Okapi Tale

Written By: Jacob Kramer

Illustrated by: K-Fai Steele

For Ages: 4 years and up

Language: English

Topics Covered: Anti-Capitalism, Social Movements, Community Organizing, Pasta, Sequels.

Summary: Listen…I know…I KNOW I’m late to reviewing this book. It’s been out for over a month, and I’ve just now gotten my life together enough to gather my thoughts on it.

But seriously, Okapi Tale is amazing. I’ve known it was amazing…because I got to read it before it came out! So I sat on it, doing my best to not spoil it. And I did that so well I’m finally reviewing it now, for December’s #fictionfeast winter extravaganza!

Noodlephant has gone traveling, off to find the tastiest noodle dishes the world has to offer. While she’s gone, and Okapi comes to town, illegally buys the publicly-owned Phantastic Noodler, and begins to create a noodle-opoly by building a factory and buying all the grocery stores in town. When Noodlephant returns from her journey, she and her friends must topple over the empire the Okapi-talist has built and return Beaston to the creatures.

Okapi Tale continues the lessons that Noodlephant began, emphasizing the importance of workers rights, community organizing, and anti-capitalism. Noodlephant focused on the civil rights of citizens, and Okapi Tale focuses on another aspect of human rights: safe work environments and resisting price-gouging. I don’t post a lot of books with animal main characters, but this set of books is the exception. The lessons are essential for young readers, especially to help develop their critical thinking skills and Okapi Tale is the latest required reading when focusing on a curriculum that foregrounds social justice education.

Jacob Kramer

Jacob Kramer studied writing and filmmaking, and went on to work in community organizing and writing kids books. He tells stories in which people band together to build power and change their world.

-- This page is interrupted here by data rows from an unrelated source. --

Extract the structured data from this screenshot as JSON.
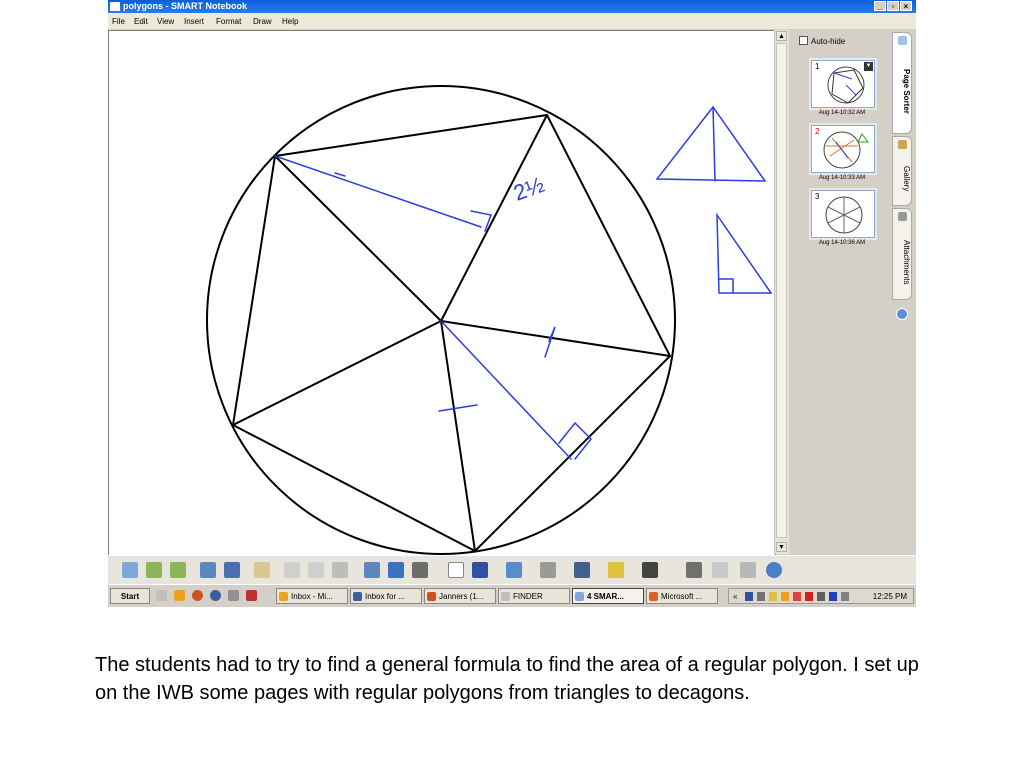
{
  "window": {
    "title": "polygons - SMART Notebook",
    "controls": [
      "_",
      "▫",
      "×"
    ]
  },
  "menu": [
    "File",
    "Edit",
    "View",
    "Insert",
    "Format",
    "Draw",
    "Help"
  ],
  "canvas": {
    "handwritten": {
      "mark_top": "2½"
    }
  },
  "sidebar": {
    "autohide_label": "Auto-hide",
    "pages": [
      {
        "number": "1",
        "date": "Aug 14-10:32 AM"
      },
      {
        "number": "2",
        "date": "Aug 14-10:33 AM"
      },
      {
        "number": "3",
        "date": "Aug 14-10:36 AM"
      }
    ],
    "tabs": [
      "Page Sorter",
      "Gallery",
      "Attachments"
    ]
  },
  "taskbar": {
    "start_label": "Start",
    "buttons": [
      "Inbox - Mi...",
      "Inbox for ...",
      "Janners (1...",
      "FINDER",
      "4 SMAR...",
      "Microsoft ..."
    ],
    "clock": "12:25 PM"
  },
  "caption": "The students had to try to find a general formula to find the area of a regular polygon.  I set up on the IWB some pages with regular polygons from triangles to decagons."
}
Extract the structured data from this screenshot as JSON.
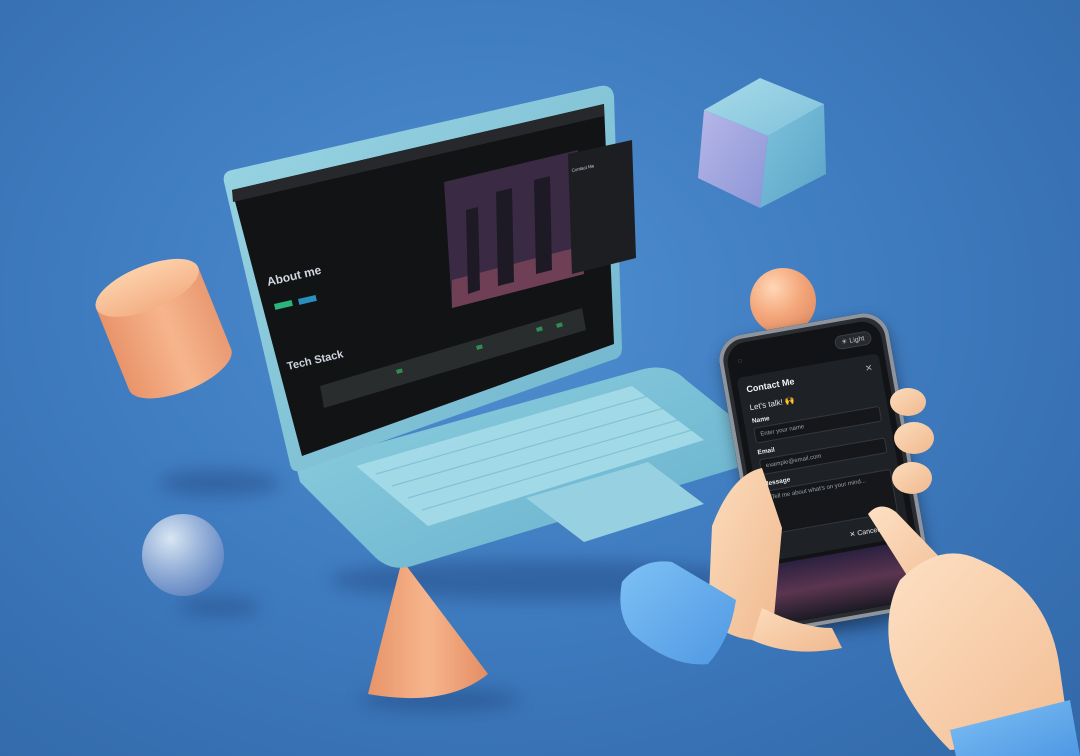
{
  "scene": {
    "background_color": "#3f7cc0",
    "objects": [
      "cylinder",
      "sphere",
      "cone",
      "cube",
      "sphere",
      "laptop",
      "phone",
      "hands"
    ]
  },
  "laptop_screen": {
    "about_heading": "About me",
    "tech_stack_heading": "Tech Stack",
    "contact_panel_title": "Contact Me",
    "colors": {
      "bg": "#121315",
      "accent": "#2bb57c",
      "banner_sky": "#6e3f55"
    }
  },
  "phone_screen": {
    "theme_button": "Light",
    "modal_title": "Contact Me",
    "greeting": "Let's talk! 🙌",
    "name_label": "Name",
    "name_placeholder": "Enter your name",
    "email_label": "Email",
    "email_placeholder": "example@email.com",
    "message_label": "Message",
    "message_placeholder": "Tell me about what's on your mind...",
    "cancel_label": "Cancel",
    "close_icon": "close-icon",
    "colors": {
      "modal_bg": "#1e2125",
      "send_button": "#2bc48a"
    }
  }
}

If you must know a fun fact, know this: Penelope Taylor and Jacob trained Bags, the cat, to use the toilet using the Mingus Method. Follow Jacob on twitter: @jknotjk

K-Fai Steele

From illustrator’s K-Fai Steele’swebsite: “If you want to know how to pronounce my name, watch this book trailer for A Normal Pig. I use she/her pronouns.

A Normal Pig is my author-illustrator debut, and is published with Balzer + Bray/HarperCollins. I also illustrated Noodlephant by Jacob Kramer (Enchanted Lion Books, 2019), and Old MacDonald Had a Baby by Emily Snape (Feiwel & Friends/Macmillan, 2019). In 2020 I’m illustrating Probably a Unicorn by Jory John, and Okapi Tale (the sequel to Noodlephant).

I’ve always loved art and books, and I’ve worked in museums and libraries as an adult. I was an Art Handler at the Museum of Modern Art in New York where I got to install Starry Night. I worked at the Free Library of Philadelphia, and later the National Writing Project on an IMLS/MacArthur initiative to co-design creative and educational spaces for young people in public access institutions.

I live in San Francisco and I’m a 2018-2019 Brown Handler Writer in Residence at the San Francisco Public Library. I’m the 2019 recipient of the James Marshall Fellowship at the University of Connecticut, and I received the Ezra Jack Keats/Kerman Memorial Fellowship in 2018 at the University of Minnesota.”